Just over two months later, the chef and his wife Caitlin have found a home for da Toscano Porchetta Shop, set to open this spring in the 109 President St. space previously occupied by Gnome Café.
Once open, the daytime eatery will offer sandwiches, rotisserie meats, salads and take-and-bake items like meatballs and lasagna. Porchetta — whole hog that’s roasted, wrapped and sliced — will be joined inside house-made focaccia bread by aged provolone cheese and salsa verde to make the shop’s signature sandwich.
Prior to its debut, the former vegan café that abruptly closed after seven years at the corner of President and Cannon streets will undergo minor renovations that include the addition of stone countertops and brass railings along with the removal of a wall separating the kitchen from the service area.
In November, The Post and Courier reported that the owners of Page’s Okra Grill paid just under $1 million for the building that da Toscano Porchetta Shop will soon call home. The Page family initially planned to open a new concept inside the 3,200-square-foot, two-story commercial property. Instead, they decided to lease.

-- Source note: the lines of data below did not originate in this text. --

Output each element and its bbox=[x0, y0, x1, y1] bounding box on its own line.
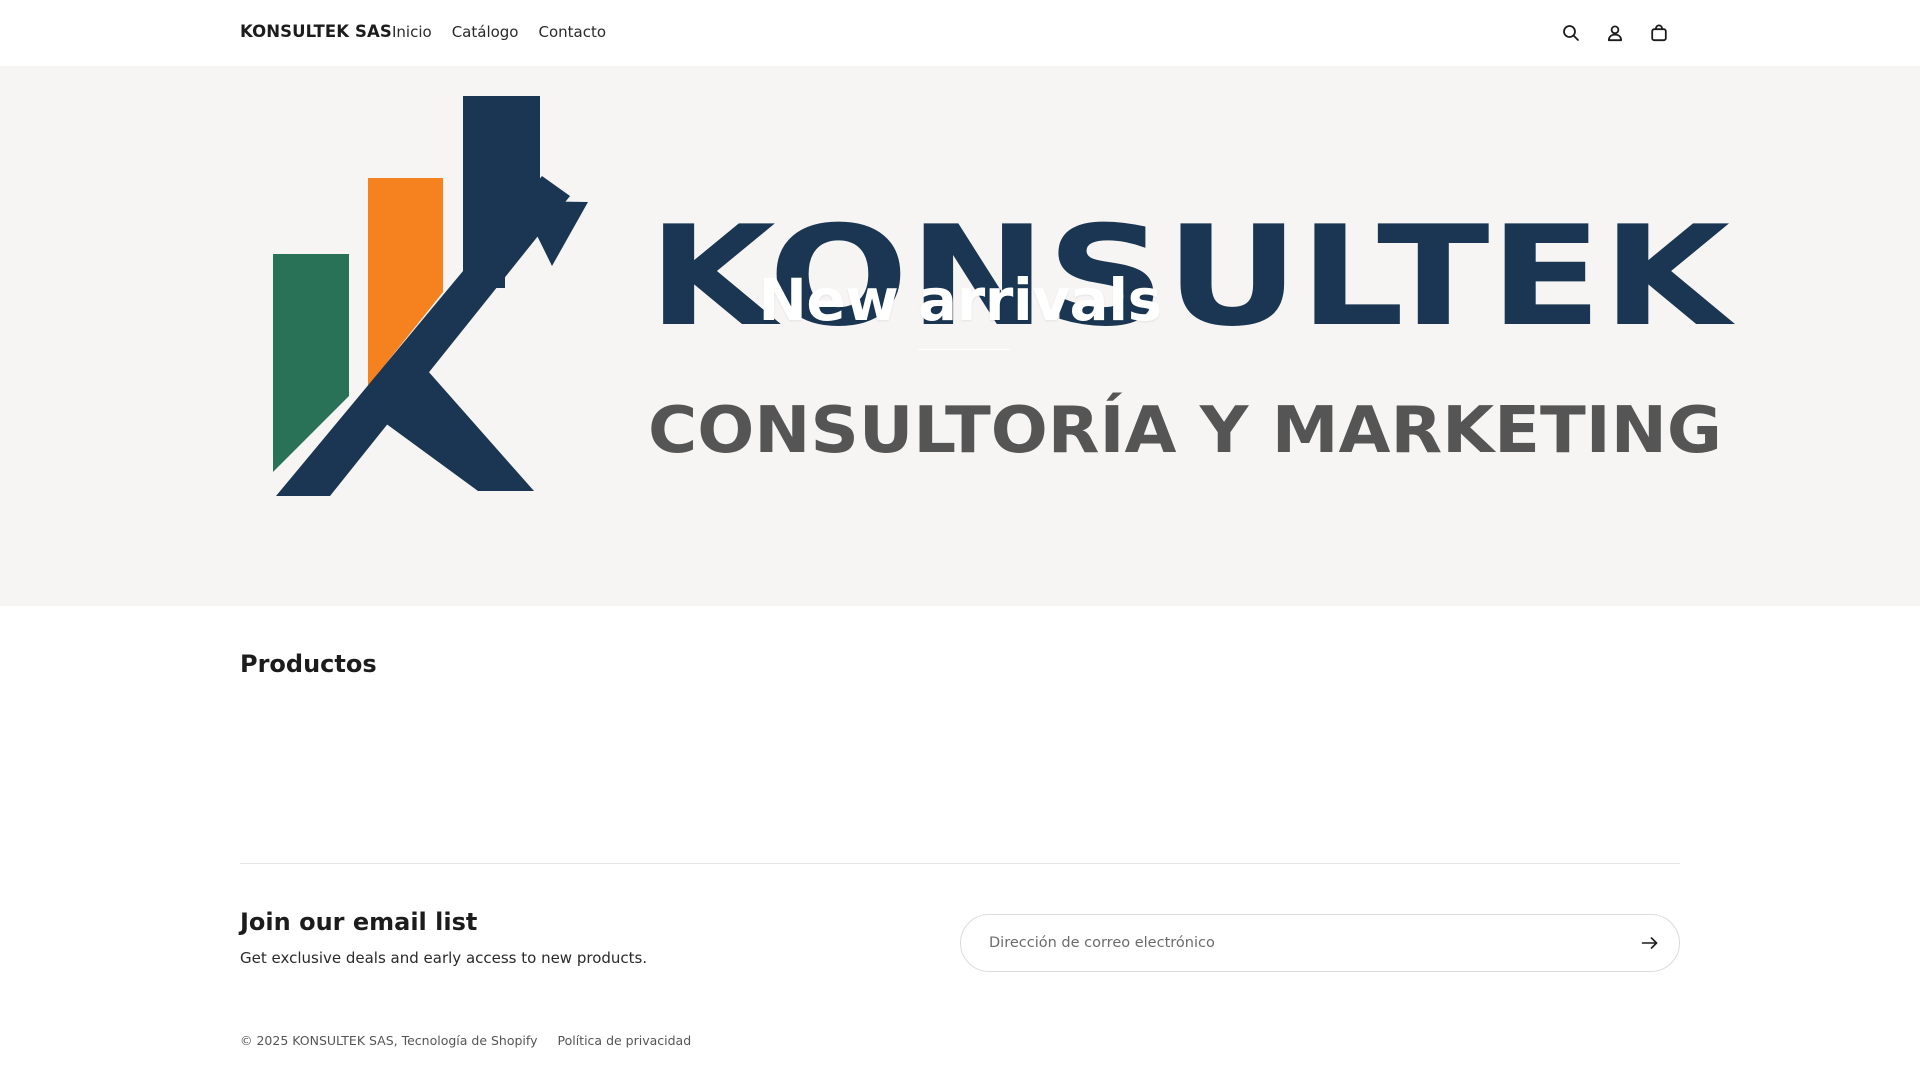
privacy-policy-link[interactable]: Política de privacidad bbox=[558, 1033, 692, 1048]
main-nav: Inicio Catálogo Contacto bbox=[392, 23, 606, 41]
email-field[interactable] bbox=[989, 915, 1589, 971]
section-divider bbox=[240, 863, 1680, 864]
search-icon[interactable] bbox=[1558, 20, 1584, 46]
products-section-title: Productos bbox=[240, 650, 377, 678]
hero-title: New arrivals bbox=[758, 266, 1162, 334]
nav-item-catalogo[interactable]: Catálogo bbox=[452, 23, 519, 41]
nav-item-contacto[interactable]: Contacto bbox=[539, 23, 607, 41]
nav-item-inicio[interactable]: Inicio bbox=[392, 23, 432, 41]
newsletter-subtitle: Get exclusive deals and early access to … bbox=[240, 949, 648, 967]
arrow-right-icon[interactable] bbox=[1637, 930, 1663, 956]
site-footer: © 2025 KONSULTEK SAS, Tecnología de Shop… bbox=[240, 1033, 691, 1048]
hero-shop-button[interactable] bbox=[918, 349, 1010, 385]
logo-tagline-text: CONSULTORÍA Y MARKETING bbox=[648, 392, 1722, 468]
account-icon[interactable] bbox=[1602, 20, 1628, 46]
site-header: KONSULTEK SAS Inicio Catálogo Contacto bbox=[0, 0, 1920, 66]
header-icons bbox=[1558, 20, 1672, 46]
newsletter-title: Join our email list bbox=[240, 908, 478, 936]
newsletter-form bbox=[960, 914, 1680, 972]
footer-copyright[interactable]: © 2025 KONSULTEK SAS, Tecnología de Shop… bbox=[240, 1033, 538, 1048]
logo-wordmark: KONSULTEK CONSULTORÍA Y MARKETING bbox=[648, 196, 1736, 468]
hero-banner: KONSULTEK CONSULTORÍA Y MARKETING New ar… bbox=[0, 66, 1920, 606]
cart-icon[interactable] bbox=[1646, 20, 1672, 46]
brand-link[interactable]: KONSULTEK SAS bbox=[240, 22, 392, 41]
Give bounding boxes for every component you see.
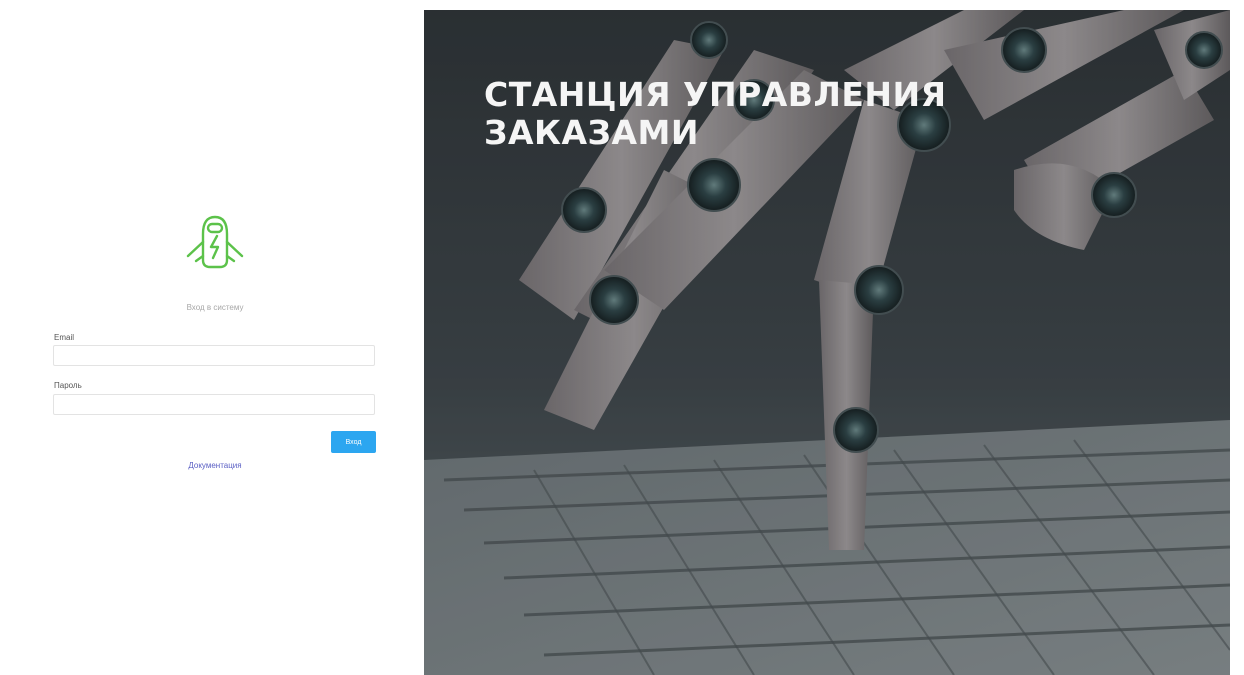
- login-panel: Вход в систему Email Пароль Вход Докумен…: [0, 0, 424, 675]
- email-label: Email: [54, 333, 75, 342]
- login-title: Вход в систему: [186, 303, 244, 312]
- hero-title: СТАНЦИЯ УПРАВЛЕНИЯ ЗАКАЗАМИ: [484, 76, 947, 152]
- documentation-link[interactable]: Документация: [150, 461, 280, 470]
- email-input[interactable]: [53, 345, 375, 366]
- password-label: Пароль: [54, 381, 82, 390]
- password-input[interactable]: [53, 394, 375, 415]
- hero-title-line1: СТАНЦИЯ УПРАВЛЕНИЯ: [484, 75, 947, 114]
- login-button[interactable]: Вход: [331, 431, 376, 453]
- hero-image: СТАНЦИЯ УПРАВЛЕНИЯ ЗАКАЗАМИ: [424, 10, 1230, 675]
- hero-title-line2: ЗАКАЗАМИ: [484, 113, 699, 152]
- robot-battery-logo-icon: [186, 215, 244, 269]
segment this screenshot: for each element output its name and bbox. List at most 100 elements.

When Toscano saw the listing, he jumped at the opportunity to bring da Toscano Porchetta Shop to the Charleston peninsula.
Inspired by street stalls Toscano has visited in Italy, the restaurant offers much more than typical sandwich shop fare. Porchetta, prime rib and rotisserie chicken will be hand-sliced to order for patrons to enjoy on a sandwich or later that night for dinner. Espresso drinks, beer and wine will all be served alongside the food offering.
When it comes to sandwiches, the porchetta will be joined by others like eggplant with sun-dried tomatoes and whipped ricotta or bollito, an Italian sandwich made with beef cheeks. The porchetta sandwich will be the star of the show.
“It’s going to feel like you’re in Tuscany,” Toscano told The Post and Courier. “Porchetta has been something that I’ve experienced in Italy for years. It’s such a long roast, but it’s such a festive thing.”
To make the porchetta, Toscano sources a 75- to 90-pound pig from family-owned South Carolina pig farm Holy City Hogs. The bones are removed and the whole hog is rubbed with rosemary, fennel, garlic, salt, pepper and a touch of chili flakes. Roasted until the skin is crispy, Toscano likens porchetta to an aromatic, lightly cured ham.
“It’s a window on the side of the street, and they’ll slice it right in front of it,” Toscano said of the Italian porchetterias that inspired the new shop. “It’s one of the most beautiful snacks as you’re walking down the street.”